Live: Söhne Mannheims
Als der junge Mann aus dem Publikum die Bühne erklomm, war man gewappnet: Fertigmachen zum Fremdschämen, jetzt kommt was ganz schreckliches. Als er fünf Minuten später sichtlich bewegt wieder abtrat, war längst Abbitte geleistet: Alex Nio, Erste-Reihe-Gast beim Auftaktkonzert der „Wer fühlen will, muss hören“-Tour der Söhne Mannheims, sollte an der Seite seiner Idole eigentlich nur ein paar Takte mitzwitschern dürfen – und übernahm kurzerhand und zum all- und bandseitigen Erstaunen das Zepter. Mit viel Gefühl und viel Stimme. Chapeau, gewiss. Aber das galt auch für die ganze Show.
Hört man „Söhne Mannheims“, dann sitzt da irgendwo tief drin ein fieser Stachel, der schreit „Xavier Naidoo, Gutmenschenschnulzballaden, Umgotteswillen!“ Und dann steht man so beim Festival in der Nachmittagssonne und denkt sich „Ausgezeichneter Beat, das. Wer spielt denn da grade?“ und ist über die Antwort überrascht. So dürfte es auch einem Großteil der anwesenden Musikfreunde im Löwensaal gegangen sein, zumindest denjenigen, die artig mit dem Finger aufzeigten, erstmalig zu Gast zu sein bei den Söhnen (die übrigens all ihre Fans stets memorieren, zumindest wird doch glatt behauptet, „viele bekannte Gesichter“ zu sehen). Die (aktuell) 13-köpfige Truppe ist neuerdings der omnipräsenten Lichtgestalten Naidoo und Herberger beraubt (was aber erstens gar nicht schade ist und zweitens gar nicht auffällt), dafür um den ein oder anderen Charisma-Typen erweitert. Sind die alle auf der Bühne, geht’s ganz schön zu, deswegen spritzen die Rasta-Jungs Metaphysics und Marlon B. nur ab und an hinauf, um eine saubere Rap- oder Reggae-Einlage zu geben. Ja, doch, richtig gehört.
Wer hier zum seichten Romantik-Schwof angetreten war, konnte von Glück reden, zwischendurch eine rhythmische Verschnaufpause gegönnt zu bekommen.
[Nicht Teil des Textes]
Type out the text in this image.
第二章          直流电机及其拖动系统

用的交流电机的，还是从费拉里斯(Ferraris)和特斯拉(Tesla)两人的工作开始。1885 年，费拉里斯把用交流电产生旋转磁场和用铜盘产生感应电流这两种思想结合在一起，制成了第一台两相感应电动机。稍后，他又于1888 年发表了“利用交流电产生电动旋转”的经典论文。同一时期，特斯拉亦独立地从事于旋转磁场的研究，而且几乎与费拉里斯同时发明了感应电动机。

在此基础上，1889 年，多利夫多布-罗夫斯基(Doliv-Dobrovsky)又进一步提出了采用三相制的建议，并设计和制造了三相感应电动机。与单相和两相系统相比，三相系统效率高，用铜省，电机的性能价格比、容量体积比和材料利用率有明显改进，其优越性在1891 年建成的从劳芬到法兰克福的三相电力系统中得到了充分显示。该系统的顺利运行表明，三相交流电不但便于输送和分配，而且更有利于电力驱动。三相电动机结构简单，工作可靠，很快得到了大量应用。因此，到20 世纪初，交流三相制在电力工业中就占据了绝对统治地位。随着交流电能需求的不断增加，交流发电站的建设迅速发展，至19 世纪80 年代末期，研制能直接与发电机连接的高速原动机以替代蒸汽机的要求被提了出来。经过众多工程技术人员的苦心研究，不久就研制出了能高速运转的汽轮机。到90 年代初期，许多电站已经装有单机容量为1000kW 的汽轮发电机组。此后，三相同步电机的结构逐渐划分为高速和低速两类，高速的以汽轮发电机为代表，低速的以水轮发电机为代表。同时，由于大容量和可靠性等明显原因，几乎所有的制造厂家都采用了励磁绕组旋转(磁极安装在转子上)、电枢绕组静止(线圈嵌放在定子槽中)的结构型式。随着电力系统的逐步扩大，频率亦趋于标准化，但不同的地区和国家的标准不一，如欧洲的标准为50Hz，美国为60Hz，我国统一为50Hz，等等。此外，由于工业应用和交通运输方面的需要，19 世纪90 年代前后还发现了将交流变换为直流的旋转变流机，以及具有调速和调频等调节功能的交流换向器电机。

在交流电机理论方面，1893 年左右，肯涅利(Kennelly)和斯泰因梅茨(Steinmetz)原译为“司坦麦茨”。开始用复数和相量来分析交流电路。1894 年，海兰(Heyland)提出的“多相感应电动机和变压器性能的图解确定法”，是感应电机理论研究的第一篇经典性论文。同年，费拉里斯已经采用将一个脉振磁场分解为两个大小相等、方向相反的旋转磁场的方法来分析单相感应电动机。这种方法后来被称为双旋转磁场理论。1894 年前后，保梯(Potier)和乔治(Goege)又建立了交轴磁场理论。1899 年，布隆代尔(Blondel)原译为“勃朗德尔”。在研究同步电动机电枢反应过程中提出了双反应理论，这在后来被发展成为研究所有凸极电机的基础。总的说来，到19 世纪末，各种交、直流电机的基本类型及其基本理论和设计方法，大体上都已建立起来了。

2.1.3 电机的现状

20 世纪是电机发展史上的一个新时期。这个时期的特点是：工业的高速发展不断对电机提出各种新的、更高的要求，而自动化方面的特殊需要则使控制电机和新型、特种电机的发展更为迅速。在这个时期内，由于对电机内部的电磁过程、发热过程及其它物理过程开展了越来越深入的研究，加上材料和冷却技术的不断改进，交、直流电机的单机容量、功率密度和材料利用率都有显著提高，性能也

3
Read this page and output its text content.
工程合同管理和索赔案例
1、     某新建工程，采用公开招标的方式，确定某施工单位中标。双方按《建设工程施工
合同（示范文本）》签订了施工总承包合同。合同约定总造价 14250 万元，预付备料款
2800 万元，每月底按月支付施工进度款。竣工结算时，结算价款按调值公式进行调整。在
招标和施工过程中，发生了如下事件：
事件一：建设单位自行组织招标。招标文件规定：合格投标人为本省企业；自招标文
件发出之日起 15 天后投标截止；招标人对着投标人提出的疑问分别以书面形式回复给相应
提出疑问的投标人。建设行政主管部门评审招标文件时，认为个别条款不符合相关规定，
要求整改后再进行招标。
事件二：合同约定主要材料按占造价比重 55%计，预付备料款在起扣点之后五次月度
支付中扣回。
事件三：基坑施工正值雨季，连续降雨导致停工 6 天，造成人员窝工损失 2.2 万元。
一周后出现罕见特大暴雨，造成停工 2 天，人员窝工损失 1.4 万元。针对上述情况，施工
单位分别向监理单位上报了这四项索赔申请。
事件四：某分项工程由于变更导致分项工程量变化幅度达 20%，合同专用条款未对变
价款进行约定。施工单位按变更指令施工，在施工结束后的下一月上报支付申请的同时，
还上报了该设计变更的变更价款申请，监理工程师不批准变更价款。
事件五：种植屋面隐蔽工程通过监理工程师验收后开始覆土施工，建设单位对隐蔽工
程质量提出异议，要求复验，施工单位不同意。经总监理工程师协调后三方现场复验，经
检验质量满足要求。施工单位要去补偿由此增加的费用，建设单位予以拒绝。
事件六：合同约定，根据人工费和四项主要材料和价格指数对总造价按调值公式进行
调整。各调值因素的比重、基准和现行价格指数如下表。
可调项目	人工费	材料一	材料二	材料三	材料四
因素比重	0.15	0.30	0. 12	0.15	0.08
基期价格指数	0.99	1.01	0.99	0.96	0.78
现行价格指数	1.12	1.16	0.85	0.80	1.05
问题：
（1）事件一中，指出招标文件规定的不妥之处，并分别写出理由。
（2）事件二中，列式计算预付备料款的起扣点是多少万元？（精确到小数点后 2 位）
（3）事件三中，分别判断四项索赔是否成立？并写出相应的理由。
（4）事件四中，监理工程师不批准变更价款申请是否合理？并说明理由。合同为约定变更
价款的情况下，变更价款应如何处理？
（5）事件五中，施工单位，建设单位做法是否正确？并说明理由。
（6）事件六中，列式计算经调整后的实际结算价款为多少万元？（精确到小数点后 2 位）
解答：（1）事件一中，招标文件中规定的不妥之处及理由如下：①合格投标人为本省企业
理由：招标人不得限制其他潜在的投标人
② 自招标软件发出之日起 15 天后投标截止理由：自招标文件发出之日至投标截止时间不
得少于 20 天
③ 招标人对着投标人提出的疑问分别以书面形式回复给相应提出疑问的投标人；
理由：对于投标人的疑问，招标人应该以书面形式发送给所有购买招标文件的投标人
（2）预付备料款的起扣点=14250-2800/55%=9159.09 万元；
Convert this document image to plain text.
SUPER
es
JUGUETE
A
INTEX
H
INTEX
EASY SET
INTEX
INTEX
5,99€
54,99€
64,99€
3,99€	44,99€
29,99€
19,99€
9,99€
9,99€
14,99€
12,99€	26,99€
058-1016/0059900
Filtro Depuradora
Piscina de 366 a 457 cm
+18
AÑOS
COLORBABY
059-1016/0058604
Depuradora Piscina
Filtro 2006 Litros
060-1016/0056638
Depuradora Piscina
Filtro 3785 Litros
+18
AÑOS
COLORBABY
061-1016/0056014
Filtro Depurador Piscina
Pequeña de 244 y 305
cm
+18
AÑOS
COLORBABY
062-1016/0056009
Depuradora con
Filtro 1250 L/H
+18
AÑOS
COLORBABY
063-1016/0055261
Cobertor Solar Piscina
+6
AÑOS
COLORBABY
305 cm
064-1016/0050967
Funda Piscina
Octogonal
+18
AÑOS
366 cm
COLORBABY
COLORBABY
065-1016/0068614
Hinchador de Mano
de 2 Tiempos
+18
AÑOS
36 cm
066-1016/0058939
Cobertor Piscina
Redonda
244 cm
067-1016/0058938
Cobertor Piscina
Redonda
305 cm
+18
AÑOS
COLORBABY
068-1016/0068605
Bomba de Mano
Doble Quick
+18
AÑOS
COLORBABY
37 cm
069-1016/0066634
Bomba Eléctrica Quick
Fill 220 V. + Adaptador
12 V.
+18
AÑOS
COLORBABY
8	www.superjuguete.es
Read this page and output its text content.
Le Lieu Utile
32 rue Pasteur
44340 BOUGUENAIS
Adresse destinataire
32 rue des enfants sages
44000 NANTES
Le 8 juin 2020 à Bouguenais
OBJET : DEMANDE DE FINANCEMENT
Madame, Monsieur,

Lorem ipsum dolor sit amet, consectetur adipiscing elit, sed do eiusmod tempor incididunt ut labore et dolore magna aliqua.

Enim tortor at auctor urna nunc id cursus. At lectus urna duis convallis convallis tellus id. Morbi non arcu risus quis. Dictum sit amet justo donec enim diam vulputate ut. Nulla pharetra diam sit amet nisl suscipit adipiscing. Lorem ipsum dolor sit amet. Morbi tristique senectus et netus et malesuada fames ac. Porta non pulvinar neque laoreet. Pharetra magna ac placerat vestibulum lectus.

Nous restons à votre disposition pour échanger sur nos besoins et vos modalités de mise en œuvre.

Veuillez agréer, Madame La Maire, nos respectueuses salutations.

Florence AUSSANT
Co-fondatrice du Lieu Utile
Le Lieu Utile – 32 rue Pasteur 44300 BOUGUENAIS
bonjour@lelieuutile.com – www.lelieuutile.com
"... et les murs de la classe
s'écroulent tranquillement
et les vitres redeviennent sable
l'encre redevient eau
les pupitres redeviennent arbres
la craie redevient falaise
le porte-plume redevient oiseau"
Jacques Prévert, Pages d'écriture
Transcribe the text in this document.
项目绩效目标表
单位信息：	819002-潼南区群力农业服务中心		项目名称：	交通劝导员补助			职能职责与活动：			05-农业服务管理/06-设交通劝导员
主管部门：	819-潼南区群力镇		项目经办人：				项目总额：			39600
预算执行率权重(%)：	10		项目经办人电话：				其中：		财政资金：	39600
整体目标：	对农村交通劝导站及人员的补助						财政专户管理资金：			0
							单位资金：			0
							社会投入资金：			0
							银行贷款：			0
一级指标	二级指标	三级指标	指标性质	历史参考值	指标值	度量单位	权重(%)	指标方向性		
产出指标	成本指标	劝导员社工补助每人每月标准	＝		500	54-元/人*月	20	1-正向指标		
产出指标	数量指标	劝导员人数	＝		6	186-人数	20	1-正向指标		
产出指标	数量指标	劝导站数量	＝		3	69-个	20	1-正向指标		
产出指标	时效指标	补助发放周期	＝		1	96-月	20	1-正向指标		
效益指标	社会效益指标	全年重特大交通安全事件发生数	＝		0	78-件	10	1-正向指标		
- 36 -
Die Stilmixer, die sich überschwänglich und glaubwürdig für die Energie bedanken, mit der Nürnberg sie auf Tour schickt, erwiesen sich erneut als extrem tanzbar, eingängig und überraschend, beispielsweise wenn aus der Superballade „Das hat die Welt noch nicht gesehen“ auf einmal eine krachende Rock-Version wird. Inwiefern solche Sperenzchen auf Ex-„H-Blockx“-Frontmann und Relativ-Neu-Sohn Henning Wehland zurückzuführen sind? Weiß man nicht. Der fügt sich jedenfalls gut ein in die vier Frontmänner, die zwar ein bisschen wirken wie nach dem „für jede Frau ein Typ dabei“-Casting-Prinzip ausgewählt, man ihnen das aufgrund wirklich exquisiter Stimmgewalt jedoch gerne verzeiht und es außerdem ja gar nicht so schlimm ist, sich für zwei Stunden in einen Tino Oac zu verlieben.
Im rundum gelungenen Gesamtpaket sind neben neuen Songs des frisch aus der Presse gehobenen Albums „Elyzion“ freilich auch die dabei, bei deren ersten Tönen man sofort den Xavier auf die Bühne halluziniert sowie, danke!, der Durchbrecher aus dem Jahr 2000: „Geh davon aus“ steigt immer noch von den Füßen übers Herz zum Scheitel und wieder zurück. Ah ja, und, natürlich, gemäß der Band-Philosophie: Liebe. Und: Weltfrieden. Aber halt im Bass-Kostüm und nicht im Wattebausch.